Catechism in Pictures, text & image-50

THE COMMANDMENTS OF THE CHURCH. 2nd Commandment: To keep the days of fasting and abstinence appointed by the Church. 1. To fast is to eat only one full meal (with, if required, a collation …More

2nd Commandment: To keep the days of fasting and abstinence appointed by the Church.

To fast is to eat only one full meal (with, if required, a collation of about 8 oz.) and, unless dispensed, to use no flesh-meat. General custom allows also about 2 oz. of dry bread with a cup of tea or coffee in the morning, thus enabling many to fast, who could not otherwise do so. The full meal may be taken at midday and the collation in the evening, or vice versa. Fish and meat may not be eaten at one the same meal. Persons under 21 or over 60 years of age need not fast.
2. Within the British Empire the fast days are (1) all week-days in Lent; (2) Wednesdays and Friday in Advent; (3) the Ember days; (4) the Vigils or Eves of Pentecost, SS. Peter & Paul, the Assumption, All Saints and Christmas Day. In Scotland also St. Andrew's Eve. Usually a special Lenten Indult excepts Mondays, Tuesdays, Thursdays and Saturdays (not in Ember or Holy Week). A fast falling on a Sunday is observed on the preceding Saturday.
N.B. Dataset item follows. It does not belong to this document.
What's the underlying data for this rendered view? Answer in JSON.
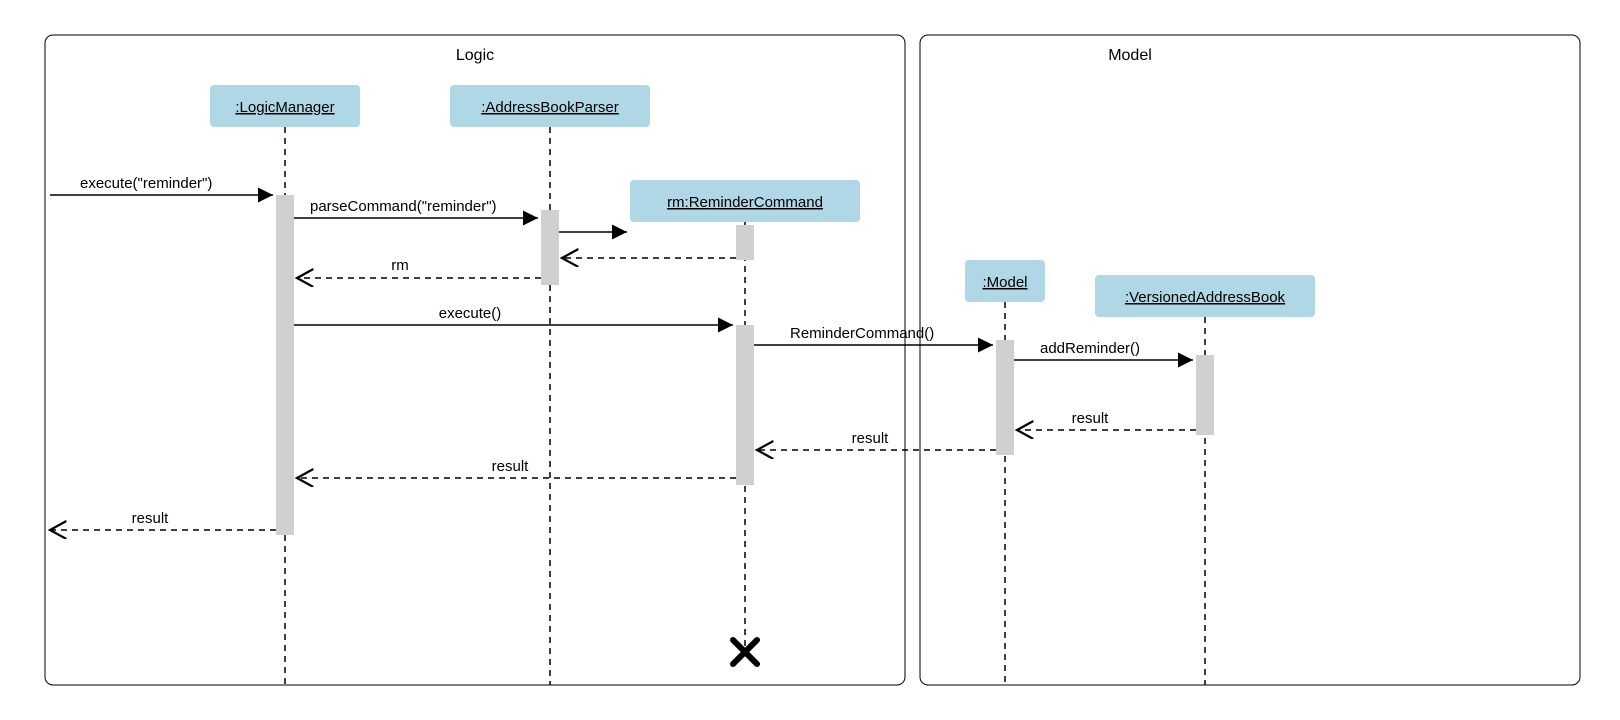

In the United States Wednesdays in Advent and Eve of SS. Peter & Paul are not fast days.
3. To abstain is to avoid the use of flesh-meat, which includes suet. There are restrictions for certain days in Lent with regard also to eggs, milk, butter, cheese, lard and dripping, which are however usually subject from year to year to indults and general dispensations granted respectively by the Pope and the bishop of the diocese. Children under 7 years of age are not obliged to abstain.
4. The days of abstinence are (1) Sundays in Lent (general dispensation usually granted) and (2) all Fridays, except when Christmas Day falls on a Friday. In Scotland no one is obliged to abstain on two consecutive days.
5. The parish priest has authority to give dispensation from fasting or abstaining or both on account of sickness, great poverty, hard work, travelling or other good reason. Persons dispensed only from the obligation of fasting must however abstain.
6. We are commanded to fast and abstain that so we may mortify the flesh and do satisfaction for our sins.
7. The fast of Lent has been instituted (1) to commemorate Christ's fast of forty days in the desert (2), as an expiation for our sins, (3) to prepare us by penance for the worthy celebration of Easter.
8. The advent fasts are intended as an expiation and a preparation for the great feast of Christmas.
9. The Ember Days fall at the beginning of the four seasons of the year. They have been made fasting days in order that we may (1) consecrate to God by penance each succeeding season of the year, (2) beg God to bless the produce of the earth, and (3) call down divine grace upon the ministers of religion, who are usually ordained at these four periods.
10. The fast ordained for the Vigils is to prepare us by mortification to celebrate those feasts worthily.
11. By abstaining on Friday we commemorate Our Lord's death and burial, which took place on that day and are reminded that we must do penance.

Explanation of the Plate.

In the central picture is depicted the temptation of Our Lord in the desert after His fast of forty days. « If thou be the Son of God », said the tempter, « command that these stones be made bread » Our Lord answered: « It is written: Not in bread alone doth man live, but in every word that proceedeth from the mouth of God. » (Matt. IV, 3-4).
13. At the foot of the stairs representing Lent, to the right of it, we see a priest placing ashes on the foreheads of the faithful on the first day of Lent with this ever necessary warning: « Remember, man, that thou art dust and unto dust thou wilt return. »
14. In the four small pictures representing the four Ember periods are depicted - in that of summer, an ordination of subdeacons; in that of autumn, an ordination of deacons; in that of winter, the laying on of hands in the ordination of priests; and in that of spring, the consecration of their hands to fit them for the Holy Sacrifice.
15. The several circular and rectangular medallions represent the various Vigils.
16. In the right-hand top corner we see the aged Eleazer, who perished under the persecution of Antiochus. They tried to force swine's flesh into his mouth, but he preferred « a most glorious death » to « a hateful life » (II Mach. VI, 18-19).
17. The picture above that of Temptation shows a banquet at which meat is being served, although it is Friday; and below that a ball held in Lent. The dancers end by falling into the flames of hell which yawns at their feet.
18. At the bottom on the left Jonah is shown warning the people of Niniveh of the impending doom of their city, unless they do penance. (Jonah III).
19. Opposite on the right we see St. John the Baptist preaching penance to the Jews in order to prepare them for the salvation Our Lord was about to bring them. « Do penance », he cried, « for the Kingdom of heaven is at hand » (Matt. III, 2).